Die Methoden, Daten und Ergebnisse sind in folgendem Bericht zusammengestellt:

Ökobilanz_Dietenbach_IEF_Working_Paper_2_22

Hier folgt eine kurze Zusammenfassung der zentralen Ergebnisse.

Die Materialien der Gebäude machen etwa drei Viertel der Masse der gesamten Materialien des Stadtteils aus (inkl. Straßen und andere Infrastruktur). Beim Treibhauspotential der Bauphase des Stadtteils ist der Anteil der Gebäude noch höher (über 90%). Die restlichen 10% entfallen auf Straßen und Leitungen.

Zwischen den beiden untersuchten Energieversorgungs-Szenarien gibt es große Unterschiede in der Klimabilanz. Das Szenario mit dem deutschen Energiemix von 2018 weist deutlich höhere THG-Werte für den Betrieb von Dietenbach auf (22-24,5 kt CO2-eq/Jahr, je nach Bau-Szenario) als das Szenario mit der geplanten Nutzung von Umweltwärme und Photovoltaik (4,5-5,2 kt CO2-eq/Jahr). Die Unterschiede innerhalb der Bau-Szenarien hingegen sind für ein gegebenes Energieversorgungs-Szenario geringer als 12%. Dass die Holzbauten hier ähnlich abschneiden wie die mineralischen Baumaterialien liegt vor allem an deren energieintensiver Trocknung und Verarbeitung.

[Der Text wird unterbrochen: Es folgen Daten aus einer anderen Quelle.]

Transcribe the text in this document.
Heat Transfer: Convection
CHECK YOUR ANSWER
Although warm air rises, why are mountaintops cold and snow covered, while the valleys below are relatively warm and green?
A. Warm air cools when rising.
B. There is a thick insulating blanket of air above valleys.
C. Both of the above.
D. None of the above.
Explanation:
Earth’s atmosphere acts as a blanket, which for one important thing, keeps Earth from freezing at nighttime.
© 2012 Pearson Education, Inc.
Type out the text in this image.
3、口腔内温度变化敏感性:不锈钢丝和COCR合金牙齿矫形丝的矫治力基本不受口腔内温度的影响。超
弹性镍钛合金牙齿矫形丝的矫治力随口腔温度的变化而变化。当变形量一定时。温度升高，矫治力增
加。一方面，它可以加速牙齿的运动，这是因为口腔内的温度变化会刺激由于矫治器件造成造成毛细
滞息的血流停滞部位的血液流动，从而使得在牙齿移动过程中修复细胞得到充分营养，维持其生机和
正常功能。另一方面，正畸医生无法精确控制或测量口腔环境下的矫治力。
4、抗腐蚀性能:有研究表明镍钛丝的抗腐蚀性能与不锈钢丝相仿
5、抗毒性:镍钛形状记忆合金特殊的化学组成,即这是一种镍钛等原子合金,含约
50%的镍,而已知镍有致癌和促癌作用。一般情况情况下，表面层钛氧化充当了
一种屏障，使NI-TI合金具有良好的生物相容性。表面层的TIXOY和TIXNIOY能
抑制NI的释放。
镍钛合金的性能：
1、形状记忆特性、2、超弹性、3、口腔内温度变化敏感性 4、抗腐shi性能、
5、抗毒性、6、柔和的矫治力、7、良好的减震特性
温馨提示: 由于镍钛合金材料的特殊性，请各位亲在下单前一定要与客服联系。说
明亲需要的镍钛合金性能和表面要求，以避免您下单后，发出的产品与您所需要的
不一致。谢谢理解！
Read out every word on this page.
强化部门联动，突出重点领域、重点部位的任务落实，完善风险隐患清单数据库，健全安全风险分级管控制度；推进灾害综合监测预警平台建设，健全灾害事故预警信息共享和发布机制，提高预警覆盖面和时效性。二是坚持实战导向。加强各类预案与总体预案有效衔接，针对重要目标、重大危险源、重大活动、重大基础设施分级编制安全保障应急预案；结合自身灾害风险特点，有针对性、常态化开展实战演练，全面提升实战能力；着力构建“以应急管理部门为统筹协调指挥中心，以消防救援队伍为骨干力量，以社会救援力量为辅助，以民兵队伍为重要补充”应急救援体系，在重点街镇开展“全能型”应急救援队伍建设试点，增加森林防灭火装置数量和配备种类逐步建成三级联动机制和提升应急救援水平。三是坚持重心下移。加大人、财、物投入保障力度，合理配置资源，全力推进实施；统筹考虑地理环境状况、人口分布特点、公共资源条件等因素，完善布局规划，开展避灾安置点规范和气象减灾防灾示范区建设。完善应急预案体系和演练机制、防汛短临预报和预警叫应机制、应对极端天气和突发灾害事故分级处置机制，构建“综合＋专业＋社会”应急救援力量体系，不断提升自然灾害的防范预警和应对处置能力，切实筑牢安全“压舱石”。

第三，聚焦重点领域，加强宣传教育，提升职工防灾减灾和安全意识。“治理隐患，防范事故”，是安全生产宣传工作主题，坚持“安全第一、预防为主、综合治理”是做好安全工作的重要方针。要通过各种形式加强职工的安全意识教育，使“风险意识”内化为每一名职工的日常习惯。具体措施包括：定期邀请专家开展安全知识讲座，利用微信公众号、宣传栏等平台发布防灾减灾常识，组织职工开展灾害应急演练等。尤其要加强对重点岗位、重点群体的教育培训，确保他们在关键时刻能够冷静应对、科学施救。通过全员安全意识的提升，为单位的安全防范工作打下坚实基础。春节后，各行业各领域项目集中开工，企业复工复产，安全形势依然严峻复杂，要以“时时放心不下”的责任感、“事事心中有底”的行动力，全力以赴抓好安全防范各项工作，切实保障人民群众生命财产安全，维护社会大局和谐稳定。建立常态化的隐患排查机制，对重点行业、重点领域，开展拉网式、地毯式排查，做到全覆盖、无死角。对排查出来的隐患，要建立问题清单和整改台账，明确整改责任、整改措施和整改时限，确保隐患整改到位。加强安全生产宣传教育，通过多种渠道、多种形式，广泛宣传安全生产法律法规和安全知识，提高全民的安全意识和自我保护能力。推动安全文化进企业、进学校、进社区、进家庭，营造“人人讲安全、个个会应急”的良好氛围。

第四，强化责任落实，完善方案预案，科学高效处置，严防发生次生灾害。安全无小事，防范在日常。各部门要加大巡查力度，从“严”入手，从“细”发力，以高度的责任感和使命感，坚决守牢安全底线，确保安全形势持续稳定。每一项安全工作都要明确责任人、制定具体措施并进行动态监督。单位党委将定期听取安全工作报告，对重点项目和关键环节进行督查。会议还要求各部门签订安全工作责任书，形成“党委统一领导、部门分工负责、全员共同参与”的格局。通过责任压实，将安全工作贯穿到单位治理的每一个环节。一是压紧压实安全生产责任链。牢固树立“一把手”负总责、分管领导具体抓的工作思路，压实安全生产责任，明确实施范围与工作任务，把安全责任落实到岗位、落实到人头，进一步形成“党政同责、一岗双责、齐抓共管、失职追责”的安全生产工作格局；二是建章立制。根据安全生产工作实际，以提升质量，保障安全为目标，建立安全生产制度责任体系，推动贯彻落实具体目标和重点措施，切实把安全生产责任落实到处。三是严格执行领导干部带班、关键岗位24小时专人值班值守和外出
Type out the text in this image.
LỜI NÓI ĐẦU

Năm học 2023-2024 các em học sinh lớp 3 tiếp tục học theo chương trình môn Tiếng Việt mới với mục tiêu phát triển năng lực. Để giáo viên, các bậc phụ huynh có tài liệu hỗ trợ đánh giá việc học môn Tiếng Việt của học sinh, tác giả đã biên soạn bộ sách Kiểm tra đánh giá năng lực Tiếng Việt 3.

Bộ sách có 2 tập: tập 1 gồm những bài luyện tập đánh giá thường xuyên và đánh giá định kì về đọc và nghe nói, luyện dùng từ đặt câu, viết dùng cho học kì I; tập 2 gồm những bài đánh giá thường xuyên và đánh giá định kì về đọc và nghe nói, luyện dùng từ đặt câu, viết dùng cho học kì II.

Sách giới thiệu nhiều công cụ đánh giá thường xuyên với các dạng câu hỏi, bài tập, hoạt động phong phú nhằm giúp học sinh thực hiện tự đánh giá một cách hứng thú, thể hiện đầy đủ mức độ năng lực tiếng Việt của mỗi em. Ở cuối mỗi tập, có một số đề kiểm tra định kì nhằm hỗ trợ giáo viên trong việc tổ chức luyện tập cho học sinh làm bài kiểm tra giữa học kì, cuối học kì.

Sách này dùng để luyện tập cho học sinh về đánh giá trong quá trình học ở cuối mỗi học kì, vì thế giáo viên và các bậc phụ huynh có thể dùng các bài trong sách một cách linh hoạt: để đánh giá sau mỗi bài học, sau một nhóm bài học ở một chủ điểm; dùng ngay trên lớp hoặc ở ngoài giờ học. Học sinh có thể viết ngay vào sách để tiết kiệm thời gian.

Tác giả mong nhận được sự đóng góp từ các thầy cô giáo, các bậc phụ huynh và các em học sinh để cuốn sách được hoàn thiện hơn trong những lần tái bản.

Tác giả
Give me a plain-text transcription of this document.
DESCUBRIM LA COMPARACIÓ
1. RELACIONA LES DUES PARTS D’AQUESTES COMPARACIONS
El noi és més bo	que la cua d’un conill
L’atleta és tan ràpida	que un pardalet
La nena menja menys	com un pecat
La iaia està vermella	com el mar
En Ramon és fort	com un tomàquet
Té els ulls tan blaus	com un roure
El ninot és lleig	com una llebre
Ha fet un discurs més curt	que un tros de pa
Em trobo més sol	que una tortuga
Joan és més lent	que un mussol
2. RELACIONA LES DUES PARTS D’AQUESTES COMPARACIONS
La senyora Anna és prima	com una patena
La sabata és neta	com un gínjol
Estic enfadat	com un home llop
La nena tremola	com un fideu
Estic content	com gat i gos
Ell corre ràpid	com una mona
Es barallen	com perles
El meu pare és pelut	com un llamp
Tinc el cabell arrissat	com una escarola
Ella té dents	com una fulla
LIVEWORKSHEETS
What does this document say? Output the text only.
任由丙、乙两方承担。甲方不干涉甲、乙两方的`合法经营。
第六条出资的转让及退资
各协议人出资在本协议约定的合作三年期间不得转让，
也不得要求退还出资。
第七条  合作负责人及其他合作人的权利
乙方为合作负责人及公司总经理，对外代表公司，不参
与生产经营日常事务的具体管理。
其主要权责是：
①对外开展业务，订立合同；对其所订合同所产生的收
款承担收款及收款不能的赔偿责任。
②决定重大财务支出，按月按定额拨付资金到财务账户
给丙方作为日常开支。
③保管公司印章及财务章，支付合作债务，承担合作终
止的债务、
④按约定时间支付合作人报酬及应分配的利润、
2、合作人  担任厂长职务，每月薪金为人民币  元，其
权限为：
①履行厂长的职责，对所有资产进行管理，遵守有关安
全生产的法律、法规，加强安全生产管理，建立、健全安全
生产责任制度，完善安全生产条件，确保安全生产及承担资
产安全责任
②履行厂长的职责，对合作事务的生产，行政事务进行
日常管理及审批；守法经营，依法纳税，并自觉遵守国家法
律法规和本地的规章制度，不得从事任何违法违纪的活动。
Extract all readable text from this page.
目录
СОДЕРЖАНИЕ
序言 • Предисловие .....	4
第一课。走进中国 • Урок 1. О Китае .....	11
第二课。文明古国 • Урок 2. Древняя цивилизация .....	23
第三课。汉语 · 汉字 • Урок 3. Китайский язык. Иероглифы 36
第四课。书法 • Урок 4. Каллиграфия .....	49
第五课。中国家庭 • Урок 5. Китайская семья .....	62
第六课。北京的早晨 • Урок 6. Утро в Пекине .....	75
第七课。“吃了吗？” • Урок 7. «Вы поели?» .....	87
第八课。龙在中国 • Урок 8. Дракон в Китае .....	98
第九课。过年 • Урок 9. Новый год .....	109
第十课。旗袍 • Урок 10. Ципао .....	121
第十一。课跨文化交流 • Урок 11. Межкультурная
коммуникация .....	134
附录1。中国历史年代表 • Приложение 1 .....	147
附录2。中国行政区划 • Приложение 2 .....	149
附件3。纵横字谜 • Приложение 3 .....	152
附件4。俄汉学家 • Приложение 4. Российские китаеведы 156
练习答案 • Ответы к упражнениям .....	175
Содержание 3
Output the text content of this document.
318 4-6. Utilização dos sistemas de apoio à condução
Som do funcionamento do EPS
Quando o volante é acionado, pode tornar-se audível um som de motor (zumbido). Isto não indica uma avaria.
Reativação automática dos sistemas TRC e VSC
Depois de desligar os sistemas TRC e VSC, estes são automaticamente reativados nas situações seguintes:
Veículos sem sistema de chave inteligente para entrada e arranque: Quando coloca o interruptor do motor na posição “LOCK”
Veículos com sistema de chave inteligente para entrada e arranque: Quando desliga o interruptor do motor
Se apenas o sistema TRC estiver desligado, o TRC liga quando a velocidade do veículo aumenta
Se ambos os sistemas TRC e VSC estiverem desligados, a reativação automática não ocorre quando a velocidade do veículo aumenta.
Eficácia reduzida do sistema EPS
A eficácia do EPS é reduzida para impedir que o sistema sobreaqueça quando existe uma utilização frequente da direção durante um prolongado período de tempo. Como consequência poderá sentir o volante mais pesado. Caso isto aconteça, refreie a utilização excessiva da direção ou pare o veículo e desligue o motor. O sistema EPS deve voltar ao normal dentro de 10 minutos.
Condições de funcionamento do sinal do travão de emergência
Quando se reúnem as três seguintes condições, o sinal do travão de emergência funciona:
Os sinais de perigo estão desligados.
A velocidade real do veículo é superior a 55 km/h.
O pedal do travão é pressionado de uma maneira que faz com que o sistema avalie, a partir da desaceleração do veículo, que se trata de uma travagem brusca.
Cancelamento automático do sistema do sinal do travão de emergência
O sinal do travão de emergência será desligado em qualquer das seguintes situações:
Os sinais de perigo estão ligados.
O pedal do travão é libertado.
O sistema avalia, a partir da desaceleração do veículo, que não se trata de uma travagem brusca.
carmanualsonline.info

Bei Bereitstellung von Holz aus nachhaltiger (hier verstanden als klimaneutraler) Forstwirtschaft ergibt sich für die in Dietenbach verbaubare Holz-Kohlenstoffmenge von ca. 90 kt Kohlenstoff ein Speichereffekt von etwa 340 kt CO2-eq (bilanziert über 100 Jahre). Umgerechnet pro Kopf (15000 Einwohner) entspricht das einem einmaligen Negativ-Saldo von -22 t CO2-eq, ebenfalls bilanziert über 100 Jahre.

Das Reduktionspotential der Gesamt-THG-Bilanz durch Holzbau mit Rohstoffen aus klimaneutraler Forstwirtschaft ist erheblich und vor allem für das anvisierte Energieversorgungsszenario relevant. Hier machen nämlich die THG-Emissionen der Bauphase (ohne C-Speicherung) ca. die Hälfte (50%) der Lebenszyklus-THG-Emissionen der Gebäude und Infrastruktur in Dietenbach aus. Dieser Teil kann durch die Speicherwirkung des Holzbaus in etwa neutralisiert werden.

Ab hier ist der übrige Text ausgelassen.